Grafrath bekommt riesige Windkraftanlage auf altem Munitionslager
In Grafrath (Landkreis Fürstenfeldbruck, Bayern) wird es bald deutlich windiger. Das Landratsamt hat am 6. August die Genehmigung für eine neue Windkraftanlage erteilt. Gebaut wird das Ding auf dem Gelände eines ehemaligen Munitionslager-Areals, genauer gesagt auf dem Flurstück 728/1 in der Gemarkung Wildenroth.
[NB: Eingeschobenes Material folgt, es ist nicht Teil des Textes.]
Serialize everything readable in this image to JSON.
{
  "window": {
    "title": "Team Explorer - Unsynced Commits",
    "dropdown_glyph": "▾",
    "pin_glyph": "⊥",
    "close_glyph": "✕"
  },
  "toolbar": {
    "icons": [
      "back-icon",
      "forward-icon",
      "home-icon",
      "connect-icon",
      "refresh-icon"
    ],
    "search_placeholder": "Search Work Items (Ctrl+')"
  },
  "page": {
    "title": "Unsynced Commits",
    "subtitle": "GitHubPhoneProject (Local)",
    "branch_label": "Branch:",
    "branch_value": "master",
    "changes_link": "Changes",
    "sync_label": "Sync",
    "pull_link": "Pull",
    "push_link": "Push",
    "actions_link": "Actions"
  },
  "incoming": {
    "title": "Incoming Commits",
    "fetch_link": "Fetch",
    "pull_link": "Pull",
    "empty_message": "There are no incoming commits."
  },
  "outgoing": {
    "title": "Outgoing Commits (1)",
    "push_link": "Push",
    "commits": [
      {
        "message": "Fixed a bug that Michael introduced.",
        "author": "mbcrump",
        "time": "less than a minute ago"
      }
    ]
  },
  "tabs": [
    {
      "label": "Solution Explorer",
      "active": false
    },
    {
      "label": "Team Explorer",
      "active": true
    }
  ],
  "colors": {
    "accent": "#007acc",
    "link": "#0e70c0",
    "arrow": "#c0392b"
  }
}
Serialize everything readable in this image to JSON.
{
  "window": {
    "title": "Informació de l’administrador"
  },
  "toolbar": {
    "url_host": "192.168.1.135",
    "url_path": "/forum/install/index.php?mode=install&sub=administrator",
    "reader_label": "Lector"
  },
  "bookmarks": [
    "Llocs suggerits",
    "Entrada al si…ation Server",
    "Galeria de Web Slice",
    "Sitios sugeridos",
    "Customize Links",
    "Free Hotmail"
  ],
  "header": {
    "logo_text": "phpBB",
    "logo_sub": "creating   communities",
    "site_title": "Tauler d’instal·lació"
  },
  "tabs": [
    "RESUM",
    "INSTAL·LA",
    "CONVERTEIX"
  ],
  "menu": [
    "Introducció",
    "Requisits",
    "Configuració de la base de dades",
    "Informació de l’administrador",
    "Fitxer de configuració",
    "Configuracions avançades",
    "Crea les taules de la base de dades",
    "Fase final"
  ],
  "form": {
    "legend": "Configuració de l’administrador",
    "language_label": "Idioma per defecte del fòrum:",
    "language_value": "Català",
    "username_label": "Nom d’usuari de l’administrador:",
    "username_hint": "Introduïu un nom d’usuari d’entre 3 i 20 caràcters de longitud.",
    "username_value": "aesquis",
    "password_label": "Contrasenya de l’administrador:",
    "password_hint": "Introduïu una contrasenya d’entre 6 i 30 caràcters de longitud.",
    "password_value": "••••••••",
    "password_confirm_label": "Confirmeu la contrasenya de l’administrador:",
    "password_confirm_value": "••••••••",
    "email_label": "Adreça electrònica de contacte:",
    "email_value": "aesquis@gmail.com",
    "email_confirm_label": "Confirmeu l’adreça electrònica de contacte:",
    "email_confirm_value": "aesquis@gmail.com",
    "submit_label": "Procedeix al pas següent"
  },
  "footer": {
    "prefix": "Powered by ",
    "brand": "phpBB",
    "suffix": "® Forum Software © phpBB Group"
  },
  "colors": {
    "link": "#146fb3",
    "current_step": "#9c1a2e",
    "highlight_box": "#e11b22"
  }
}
Die Firma ESB Erneuerbare Energien GmbH ist für das Projekt verantwortlich und wird die Anlage später auch betreiben.
Das geplante Windrad ist ein echtes Schwergewicht. Es handelt sich um den Typ Enercon E-175 EP5 E2. Die Anlage ist gewaltig: Die Nabenhöhe liegt bei 174 Metern, und der Rotor hat einen Durchmesser von 175 Metern. Insgesamt ragt der Turm 261,5 Meter in den Himmel. Mit einer Leistung von 7.000 kW soll das Windrad einen wichtigen Teil zur Stromversorgung in der Region beitragen.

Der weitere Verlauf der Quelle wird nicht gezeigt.